Why is C++20's `std::popcount` restricted to unsigned types?

问题

P0553R4: 位操作 中的函数受限于仅在无符号整数上工作。该提案未说明此限制的原因。我可以理解,如果有符号整数的位表示未定义,那么这是有道理的,但是在 C++20 中,我们保证有符号整数使用二进制补码。

因此,对我来说,允许例如使用有符号整数类型调用 std::popcount 似乎是合理的,因为实现可以简单地将其强制转换为相应的无符号类型以在无符号域中执行位操作。

P0553R4 添加此约束的原因是什么?(是否仅仅是 P0553R4 和 P0907R4 之间缺乏同步?)

英文:

The functions from P0553R4: Bit operations are constrained to only work on unsigned integers. The proposal does not give a reason for this constraint. I can see that this makes sense if the bit representation of a signed integer is not defined, but with C++20, we are guaranteed that signed integers use two's complement.

To me, it thus seems reasonable to allow e.g. std::popcount to be called with a signed integer type, as an implementation could simply cast to the corresponding unsigned type to do the bit-operation in the unsigned domain.

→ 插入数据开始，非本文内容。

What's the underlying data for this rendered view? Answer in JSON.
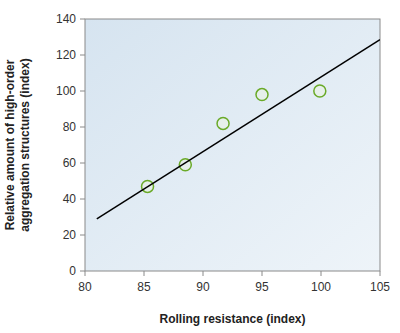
{
  "chart_data": {
    "type": "scatter",
    "x_label": "Rolling resistance (index)",
    "y_label": [
      "Relative amount of high-order",
      "aggregation structures (index)"
    ],
    "series": [
      {
        "type": "scatter",
        "marker": "circle",
        "color": "#6aaa28",
        "x": [
          85.3,
          88.5,
          91.7,
          95.0,
          99.9
        ],
        "values": [
          47,
          59,
          82,
          98,
          100
        ]
      },
      {
        "type": "line",
        "line_style": "solid",
        "color": "#000000",
        "x": [
          81,
          105
        ],
        "values": [
          29,
          128.5
        ]
      }
    ],
    "xlim": [
      80,
      105
    ],
    "xticks": [
      80,
      85,
      90,
      95,
      100,
      105
    ],
    "ylim": [
      0,
      140
    ],
    "yticks": [
      0,
      20,
      40,
      60,
      80,
      100,
      120,
      140
    ],
    "grid": false
  }
}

What is the reason for P0553R4 to add this constraint? (Is it simply missing synchronization between P0553R4 and P0907R4?)

答案1

得分: 71

隐式的无符号类型的扩展转换不会改变结果。对有符号类型的隐式扩展转换(包括提升)会执行符号扩展,如果输入为负数,则会改变结果。

由于整数提升导致操作结果不正确的情况,绝对属于“踩雷”类别。

你仍然可以将(表示)负值的位模式传递给 popcount,但你必须控制转换序列,这有助于获得你期望的结果。

英文:

Pretty simple: Implicit widening conversions on unsigned types do not change the result. Implicit widening conversions on signed types (including promotions) perform sign-extension, which does change the result if the input was negative.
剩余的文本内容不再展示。